Nicolas Cage returns to form in 'Joe'
There are all kinds of theories about Nicolas Cage's acting style, usually centred on whether he has insane hair or not (he usually does). But the fact is that every now and then, in between those ridiculously over-the-top performances he's known for (such as in the Ghost Rider movies or the similar Drive Angry), he surprises his audience with a subtle bit of genuinely great acting.
Nicolas Cage in 'Joe'
He is an Oscar winner, after all, deservedly taking home the top prize for his astounding performance in Leaving Las Vegas (1995) after a series of alternately nutty and/or charming turns in movies like Peggy Sue Got Married (1986), Raising Arizona (1987), Moonstruck (1987), Vampire's Kiss (1988), Wild at Heart (1990) and Honeymoon in Vegas (1992).
Since 1995 his career seems to have split into separate strands. There's the action hero of The Rock, Con Air, Face/Off, the National Treasure movies; the brooding protagonist in Snake Eyes, Bringing Out the Dead, World Trade Center, The Frozen Ground; and the one big star in forgettable, anonymously titled thrillers like Next, Knowing, Justice, Trespass, Stolen, Rage. He's also willing to risk-(and usually lose) everything in movies like The Family Man, Captain Corelli's Mandolin, Windtalkers, Matchstick Men, Lord of War and most notoriously the 2006 remake of The Wicker Man.

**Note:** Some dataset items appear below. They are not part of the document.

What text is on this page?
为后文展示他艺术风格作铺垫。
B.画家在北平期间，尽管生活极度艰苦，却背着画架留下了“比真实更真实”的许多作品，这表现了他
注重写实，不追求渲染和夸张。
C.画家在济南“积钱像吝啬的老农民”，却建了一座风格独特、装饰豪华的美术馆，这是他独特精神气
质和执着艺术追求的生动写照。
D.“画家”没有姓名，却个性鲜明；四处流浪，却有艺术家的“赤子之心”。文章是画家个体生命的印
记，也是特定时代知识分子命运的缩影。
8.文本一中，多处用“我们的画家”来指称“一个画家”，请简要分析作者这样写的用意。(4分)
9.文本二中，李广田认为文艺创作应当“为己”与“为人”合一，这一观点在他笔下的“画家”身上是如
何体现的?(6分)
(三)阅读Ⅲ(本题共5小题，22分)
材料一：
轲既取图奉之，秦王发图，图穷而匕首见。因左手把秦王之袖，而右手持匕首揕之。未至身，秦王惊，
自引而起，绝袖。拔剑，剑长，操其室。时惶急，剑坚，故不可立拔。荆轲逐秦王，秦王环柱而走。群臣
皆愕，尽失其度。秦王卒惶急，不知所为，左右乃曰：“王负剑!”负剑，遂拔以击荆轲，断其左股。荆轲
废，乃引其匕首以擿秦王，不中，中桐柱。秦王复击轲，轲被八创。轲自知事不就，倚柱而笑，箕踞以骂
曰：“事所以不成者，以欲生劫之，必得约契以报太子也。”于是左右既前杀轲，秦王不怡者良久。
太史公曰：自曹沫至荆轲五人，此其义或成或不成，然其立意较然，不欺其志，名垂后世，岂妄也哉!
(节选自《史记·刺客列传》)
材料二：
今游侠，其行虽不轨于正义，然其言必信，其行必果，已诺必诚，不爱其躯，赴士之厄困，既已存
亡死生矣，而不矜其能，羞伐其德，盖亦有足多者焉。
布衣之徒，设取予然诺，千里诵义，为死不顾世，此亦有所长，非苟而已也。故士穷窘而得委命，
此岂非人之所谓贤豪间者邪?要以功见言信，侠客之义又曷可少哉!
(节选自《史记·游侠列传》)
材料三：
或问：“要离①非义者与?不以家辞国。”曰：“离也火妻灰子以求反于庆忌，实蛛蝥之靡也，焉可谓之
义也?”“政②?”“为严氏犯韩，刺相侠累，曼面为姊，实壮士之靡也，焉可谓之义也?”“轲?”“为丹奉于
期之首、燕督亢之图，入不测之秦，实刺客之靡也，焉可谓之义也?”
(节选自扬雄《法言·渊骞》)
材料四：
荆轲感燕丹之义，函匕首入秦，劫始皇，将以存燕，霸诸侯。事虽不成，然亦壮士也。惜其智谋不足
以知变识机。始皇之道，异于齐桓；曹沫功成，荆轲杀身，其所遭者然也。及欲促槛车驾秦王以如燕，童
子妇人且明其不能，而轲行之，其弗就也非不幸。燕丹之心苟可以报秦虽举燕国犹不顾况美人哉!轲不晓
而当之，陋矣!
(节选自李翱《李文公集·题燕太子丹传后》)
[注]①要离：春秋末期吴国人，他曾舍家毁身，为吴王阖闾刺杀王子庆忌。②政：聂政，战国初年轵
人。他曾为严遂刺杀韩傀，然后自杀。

More: Read our 'Joe' review
But every now and then he shocks audiences with a genuinely resonant performance that seems to dig much deeper. His Oscar-nominated postmodern turn in Spike Jonze's Adaptation (2002) is simply astonishing. In Werner Herzog's outrageous 2009 thriller Bad Lieutenant, he managed to show some serious depth beneath his usual gonzo scene-chewing. And in 2010's Kick-Ass he stole the show by cleverly riffing on his own persona. With this year's Joe, he gets the chance to properly reinvent himself as a gritty actor. Hey, it worked for Matthew McConaughey with 2012's Mud, a similar drama that also costars the hugely talented Tye Sheridan. Perhaps there's a second Oscar in Cage's future after all.